Cycles are fundamental elements in graph-structured data and have demonstrated their effectiveness in enhancing graph learning models. To encode such information into a graph learning framework, prior works often extract a summary quantity, ranging from the number of cycles to the more sophisticated persistence diagram summaries. However, more detailed information, such as which edges are encoded in a cycle, has not yet been used in graph neural networks. In this paper, we make one step towards addressing this gap, and propose a structure encoding module, called CycleNet, that encodes cycle information via edge structure encoding in a permutation invariant manner. To efficiently encode the space of all cycles, we start with a cycle basis (i.e., a minimal set of cycles generating the cycle space) which we compute via the kernel of the 1-dimensional Hodge Laplacian of the input graph. To guarantee the encoding is invariant w.r.t. the choice of cycle basis, we encode the cycle information via the orthogonal projector of the cycle basis, which is inspired by BasisNet proposed by Lim et al. We also develop a more efficient variant which however requires that the input graph has a unique shortest cycle basis. To demonstrate the effectiveness of the proposed module, we provide some theoretical understandings of its expressive power. Moreover, we show via a range of experiments that networks enhanced by our CycleNet module perform better in various benchmarks compared to several existing SOTA models.

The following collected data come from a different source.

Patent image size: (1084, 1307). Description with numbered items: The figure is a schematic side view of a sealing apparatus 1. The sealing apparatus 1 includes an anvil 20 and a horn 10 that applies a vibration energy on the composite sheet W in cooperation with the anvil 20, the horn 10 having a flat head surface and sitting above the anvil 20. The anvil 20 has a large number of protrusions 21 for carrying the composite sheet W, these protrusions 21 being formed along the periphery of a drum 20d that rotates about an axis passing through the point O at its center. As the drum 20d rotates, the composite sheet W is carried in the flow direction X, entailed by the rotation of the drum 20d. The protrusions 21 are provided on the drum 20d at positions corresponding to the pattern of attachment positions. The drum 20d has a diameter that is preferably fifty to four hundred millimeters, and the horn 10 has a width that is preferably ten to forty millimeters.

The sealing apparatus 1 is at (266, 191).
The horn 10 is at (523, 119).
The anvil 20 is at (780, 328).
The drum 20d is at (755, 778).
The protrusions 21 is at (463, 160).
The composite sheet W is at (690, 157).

翻译：循环是图结构数据中的基本元素，已被证明能有效提升图学习模型性能。为将此类信息编码到图学习框架中，现有工作通常提取汇总量（从循环数量到更复杂的持续图摘要）。然而，诸如循环编码了哪些边等更细节的信息尚未在图神经网络中得到应用。本文向解决这一差距迈进一步，提出名为CycleNet的结构编码模块，通过置换不变的方式利用边结构编码对循环信息进行编码。为高效编码所有循环构成的向量空间，我们从循环基（即生成循环空间的最小循环集）出发，通过输入图的1维霍奇拉普拉斯矩阵的核计算该基。为确保编码对循环基的选择具有不变性，我们借鉴Lim等人提出的BasisNet思想，通过循环基的正交投影算子对循环信息进行编码。我们还开发了一种更高效的变体，其前提条件是输入图需具有唯一的最短循环基。为证明所提模块的有效性，我们对其表达能力进行了理论分析。此外，通过一系列实验表明，与现有多种SOTA模型相比，采用CycleNet模块增强的网络在多种基准测试中表现更优。